Another completely misguided and ill informed board making erroneous decisions that will have a long lasting, negative impact on the association and its property values.
Here’s a letter we received from a condo association board member stating the reason why they’ve declined to pursue FHA Approval for their condo.
“After thoughtful consideration, the Board has decided against registering the D***** Plaza Association with the Federal Housing Administration. While it is understandable that some of the programs offered by the FHA could be beneficial, they do not outweigh the fees or restrictions that the FHA requires, and can impose.
The following list includes some of the items that were considered when making the decision.
Recent changes to FHA guidelines and certifications.
New requirements for reserve studies for new conversions.
New and risky certification for special assessments.
New delinquency rules.
New and very risky project certification to be signed by manager or association.
Effective date for some changes is immediate.
Expanded financial records now required.
Fidelity insurance changes required.
FHA rejection for association loans and special assessments.
Thank you for bringing this matter to our attention and for the opportunity to research it more fully.”
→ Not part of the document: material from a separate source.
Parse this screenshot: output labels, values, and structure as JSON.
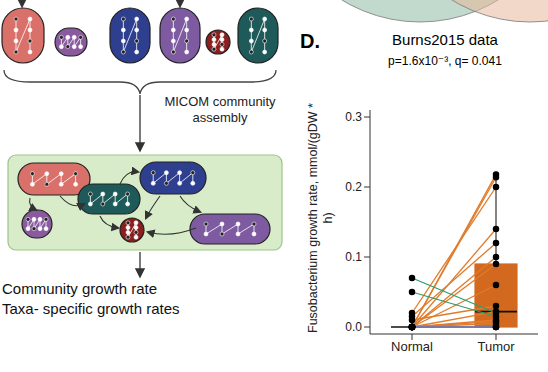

- There are no real changes to FHA guidelines and certifications. Ninety percent of the qualifying criteria are the same as they have been for decades.
- There are no new requirements for reserve studies for new conversions.
- This conclusion is just plain bizarre. Special assessments are very frowned upon by HUD and their existence makes an HOA ineligible in most situations. There is no certification, and the “risky” comment is dumbfounding.
- There are also no “new” delinquency rules. Delinquencies can be no more than 15% of the total units, and it has been this way for decades.
- New and “risky” project certification to be signed by manager or association. This board member is referring to the Appendix A, which is signed under penalty of a million dollar fine and thirty years in prison. It states that the information is true and correct. However, this penalty only covers “fraud”, not innocent mistakes. The association only has to worry about this certification is if they are committing fraud. Additionally, if the HOA retains a consultant firm to process the application, the sponsor firm signs the Appendix A, releasing the association for liability under this document.
- Effective date for some changes is immediate? What does this even mean? It is complete drivel.
- Expanded financials now required. No they’re not. The required financials are the same that have always been required.
- Fidelity bond insurance must equal the sum of three months assessment, plus whatever is held in reserve. This association obviously doesn’t have enough coverage, so a dishonest board member or property manager could conceivably empty the association’s bank account, and there wouldn’t be enough insurance to cover the losses, which would need to be made up by the owners.
- FHA will reject an association that has special loans and assessment, because it is an indication of a poorly run and managed association. The monthly HOA assessment should cover ALL of the costs of the association. Special assessments and loans are needed by associations that refuse to increase the monthly HOA dues, and therefore have to rely on one time special assessment, or loans, to cover the cost of maintenance of the property.
I don’t think it is difficult to sense my frustrations with these boards of directors. They’re misguided, ill informed, and have no clue as to the real issues involved with FHA approval. I have to deal with them on a daily basis, no easy task. They’re dogmatic and unwilling to listen to reason. And what is really a chunk of irony is it is these same board members who sat idly by and watched countless real estate speculators and buyers purchase within their association with zero down payment and no income verification! God forbid buyers now, using an FHA loan, are fully vetted from an income, credit, and down payment standpoint. It is going to be interesting to see what types of litigation come out of the actions of these boards, because as more homeowners become better informed, they are going to look to hold these boards accountable for the erroneous decisions they make.